Ela nunca gaguejava com outras pessoas — ao contrário, era até elogiada — mas somente com o pai, porque ela tentava dizer as palavras corretamente com muita força.
“Qual é o problema? Por que esse olhar tão melancólico? Mulher, espero que você ensine a essa criança a não ter ideias suicidas… Aqui, Kezia, ponha minha xícara de volta na mesa — com cuidado; suas mãos tremem como as mãos de uma velha. E tente manter o lenço dentro do bolso, não sobre os ombros.”
“S-s-sim, pai.”
Aos domingos ela se sentava no banco junto a ele na igreja, ouvindo quando ele cantava numa voz alta e clara, observando quando ele fazia pequenas anotações com um lápis azul de madeira no verso de um envelope durante o sermão — seus olhos apertados como uma fenda — com uma das mãos batia alguma coisa silenciosa sobre o peitoril do banco. Ele disse suas orações tão alto que ela teve a certeza de que Deus escutaria mais a ele do que ao pastor.
[...]
A menina ficou sozinha em casa com Alice, a “general”. Estava tudo bem durante o dia, mas quando Alice a colocou para dormir ela ficou, subitamente, com medo.
“O que vou fazer se eu tiver um pesadelo?” ela perguntou. “Eu sempre tenho pesadelos, e então vovó me põe na cama junto com ela — eu não posso ficar no escuro — tudo fica assustador… O que vou fazer?”
“Você vai dormir, criança,” disse Alice, tirando as meias dela e jogando-as na grade da cama, “e eu não vou chamar seu pai e acordá-lo.”
Mas o mesmo pesadelo de sempre surgiu — o açougueiro com uma faca e uma corda que se aproximava, e se aproximava, sorrindo de um jeito horrível, e ela não conseguia se mexer, podia apenas levantar, chorando, “Vovó, vovó!”. Ela acordou trêmula, viu o pai ao lado da cama, com uma vela na mão.

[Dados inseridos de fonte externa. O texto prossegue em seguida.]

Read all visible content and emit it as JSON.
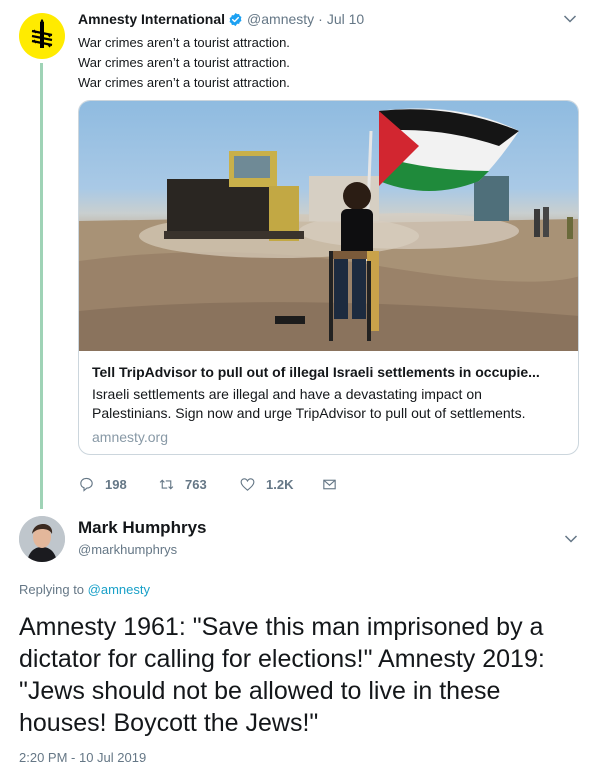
{
  "parent_tweet": {
    "author_name": "Amnesty International",
    "handle": "@amnesty",
    "separator": "·",
    "date": "Jul 10",
    "lines": [
      "War crimes aren’t a tourist attraction.",
      "War crimes aren’t a tourist attraction.",
      "War crimes aren’t a tourist attraction."
    ],
    "card": {
      "title": "Tell TripAdvisor to pull out of illegal Israeli settlements in occupie...",
      "description": "Israeli settlements are illegal and have a devastating impact on Palestinians. Sign now and urge TripAdvisor to pull out of settlements.",
      "domain": "amnesty.org"
    },
    "actions": {
      "replies": "198",
      "retweets": "763",
      "likes": "1.2K"
    }
  },
  "reply_tweet": {
    "author_name": "Mark Humphrys",
    "handle": "@markhumphrys",
    "replying_prefix": "Replying to",
    "replying_to": "@amnesty",
    "text": "Amnesty 1961: \"Save this man imprisoned by a dictator for calling for elections!\" Amnesty 2019: \"Jews should not be allowed to live in these houses! Boycott the Jews!\"",
    "timestamp": "2:20 PM - 10 Jul 2019"
  },
  "colors": {
    "accent": "#1da1f2",
    "amnesty_yellow": "#ffeb00",
    "thread_line": "#9fd3b6",
    "muted_text": "#657786"
  },
  "icons": {
    "amnesty_logo": "candle-barbed-wire-icon",
    "verified": "verified-badge-icon",
    "more": "chevron-down-icon",
    "reply": "reply-icon",
    "retweet": "retweet-icon",
    "like": "heart-icon",
    "message": "envelope-icon"
  }
}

“Qual o problema?” ele disse.
“Oh, o açougueiro — uma faca — eu quero a vovó.” Ele soprou a vela, curvou-se e pegou a menina nos braços, carregando-a através de uma passagem para o quarto maior. Um jornal estava sobre a cama — a metade de um cigarro balançava ao lado da luminária. Ele jogou o papel no chão, apagou o cigarro, então deitou a menina. Ele se deitou ao lado dela. Já quase dormindo, ainda com o sorriso do açougueiro na sua direção, ela pareceu deslizar para perto do pai, aninhou a cabeça debaixo do seu braço, segurou-se firme ao pijama dele.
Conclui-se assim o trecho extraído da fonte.